Confessions

告白 | Kokuhaku
 •  , ,  •   • Dir.

Reviewed by   |  Mar 1, 2015

Wherever you are on or after the 18th February, make sure you get to the nearest art house cinema (if you’re blessed with one nearby) and watch the U.K. release of ‘Confessions’. Japanese cinema gives us at least one unquestioned masterpiece a year – there was ‘Departures’ in 2008 and ‘Nobody To Watch Over Me’ in 2009 – and 2010 is gifted Tetsuya Nakashima’s hotly-anticipated thriller which Western audiences will soon be able to savour on the big screen.

A stoic Japanese schoolteacher stands in front of her class and bids them farewell after a troubled year. The apathetic students listen with mild disdain as she explains her reasons for leaving and her general disillusionment with the country’s children. She discusses the terrible bereavement she suffered when her young daughter died and the stark depression that has clouded her mind ever since. But the mocking audience is about to discover that the death was no accident and two of the pupils sitting in the class may have been responsible. And she will have her revenge.

Many films have tackled infant mortality and its effects on shell-shocked parents – it is a nightmarish subject that only the most skilled directors are able to convey with the appropriate gravitas. In the first ten minutes of ‘Confessions’, Takako Matsu delivers an extended speech to a captive audience that must rank as one of greatest evocations of this theme. For a film to grip the viewer so completely within the first ten minutes, for an actress to give a performance so complete within the same time and for the dialogue to cut unflinchingly into the very heart of the matter so early on is the sign that something very special is about to unfold. ’Confessions’ is really that special.
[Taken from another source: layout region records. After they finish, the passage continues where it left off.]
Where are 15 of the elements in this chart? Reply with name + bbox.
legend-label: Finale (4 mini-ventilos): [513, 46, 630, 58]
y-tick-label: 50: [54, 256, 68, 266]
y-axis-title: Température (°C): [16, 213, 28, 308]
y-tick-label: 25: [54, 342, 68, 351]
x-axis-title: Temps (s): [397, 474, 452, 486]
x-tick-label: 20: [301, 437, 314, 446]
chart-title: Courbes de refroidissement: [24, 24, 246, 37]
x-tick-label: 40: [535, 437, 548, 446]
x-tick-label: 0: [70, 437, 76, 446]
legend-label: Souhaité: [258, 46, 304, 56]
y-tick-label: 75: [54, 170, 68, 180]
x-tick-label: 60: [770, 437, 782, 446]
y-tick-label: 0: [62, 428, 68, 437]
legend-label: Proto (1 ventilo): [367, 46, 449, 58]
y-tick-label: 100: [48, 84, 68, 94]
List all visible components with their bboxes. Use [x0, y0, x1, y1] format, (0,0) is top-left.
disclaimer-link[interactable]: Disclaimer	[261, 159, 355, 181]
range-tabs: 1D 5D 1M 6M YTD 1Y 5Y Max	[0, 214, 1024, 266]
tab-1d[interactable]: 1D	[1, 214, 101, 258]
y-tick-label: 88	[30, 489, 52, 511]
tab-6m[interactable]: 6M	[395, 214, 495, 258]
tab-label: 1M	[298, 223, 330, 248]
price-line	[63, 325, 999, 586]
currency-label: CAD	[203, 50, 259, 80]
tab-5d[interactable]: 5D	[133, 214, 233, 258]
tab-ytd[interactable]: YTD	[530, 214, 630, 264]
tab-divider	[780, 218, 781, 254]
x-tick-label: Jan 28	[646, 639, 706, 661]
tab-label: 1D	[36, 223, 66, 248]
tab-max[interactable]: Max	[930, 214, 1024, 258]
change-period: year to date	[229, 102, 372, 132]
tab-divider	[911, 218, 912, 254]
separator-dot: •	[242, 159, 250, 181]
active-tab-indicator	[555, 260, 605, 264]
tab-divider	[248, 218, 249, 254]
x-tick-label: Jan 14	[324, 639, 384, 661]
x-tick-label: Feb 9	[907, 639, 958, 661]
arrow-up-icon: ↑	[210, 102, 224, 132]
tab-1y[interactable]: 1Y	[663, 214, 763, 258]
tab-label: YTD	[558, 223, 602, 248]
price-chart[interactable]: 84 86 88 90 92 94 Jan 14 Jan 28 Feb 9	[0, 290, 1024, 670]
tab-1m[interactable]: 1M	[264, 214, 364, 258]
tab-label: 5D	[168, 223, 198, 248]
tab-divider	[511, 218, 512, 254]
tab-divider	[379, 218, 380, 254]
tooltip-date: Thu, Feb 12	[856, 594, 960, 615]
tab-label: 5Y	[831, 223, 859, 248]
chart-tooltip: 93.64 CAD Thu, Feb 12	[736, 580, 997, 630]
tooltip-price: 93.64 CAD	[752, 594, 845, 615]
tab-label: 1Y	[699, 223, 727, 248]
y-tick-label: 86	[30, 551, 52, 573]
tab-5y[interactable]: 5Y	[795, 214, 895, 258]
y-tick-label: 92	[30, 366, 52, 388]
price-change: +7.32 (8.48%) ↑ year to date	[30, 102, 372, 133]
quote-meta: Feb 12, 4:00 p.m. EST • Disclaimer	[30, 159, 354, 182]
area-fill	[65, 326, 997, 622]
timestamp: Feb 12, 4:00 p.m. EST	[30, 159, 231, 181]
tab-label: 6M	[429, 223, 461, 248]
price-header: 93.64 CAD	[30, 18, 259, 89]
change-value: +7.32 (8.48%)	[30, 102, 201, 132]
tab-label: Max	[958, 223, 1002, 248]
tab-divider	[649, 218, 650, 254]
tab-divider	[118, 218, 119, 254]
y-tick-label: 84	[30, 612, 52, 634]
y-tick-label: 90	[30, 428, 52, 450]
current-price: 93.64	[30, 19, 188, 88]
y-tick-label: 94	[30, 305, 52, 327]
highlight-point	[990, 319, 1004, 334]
The natural fear for the viewer after being treated to such an intense opening is that the subsequent film will hurtle downhill, unable to maintain the same quality. The fact that the same exceptional heights are hit thereafter that powerful introduction is testament to how good ‘Confessions’ really is. The brief synopsis above can only hint at the remarkable turns and twists that Nakashima unleashes on the viewer, cranking up the tension unbearably tight. It proves to be much more than just a story of revenge; it is a tragedy about apathy and how a lack of basic compassion is the greatest sorrow there is.

‘Confessions’ balances between cold hard reality and a subtly dream-like atmosphere that convinces the viewer that there isn’t a world outside of this horror. Nakashima showed his love of the surreal with ‘Kamikaze Girls’, turning a story of friendship into a vibrantly-coloured, relentlessly perky journey through a bizarre version of Tokyo. ‘Confessions’ is significantly less cheery, much less visually variegated, yet undeniably has the director’s unusual stamp all over it. Having built up to this career zenith, it’s hard to think how he can improve on this next time.

Japanese cinema has a rich pedigree the envy of most of the film-making world. Kurosawa, Ozu, Mizoguchi, Ichikawa and a select few others have rightfully etched their names into the very fabric of cinema  – ‘Confessions’ is Tetsuya Nakashima’s entry pass into this very exclusive club.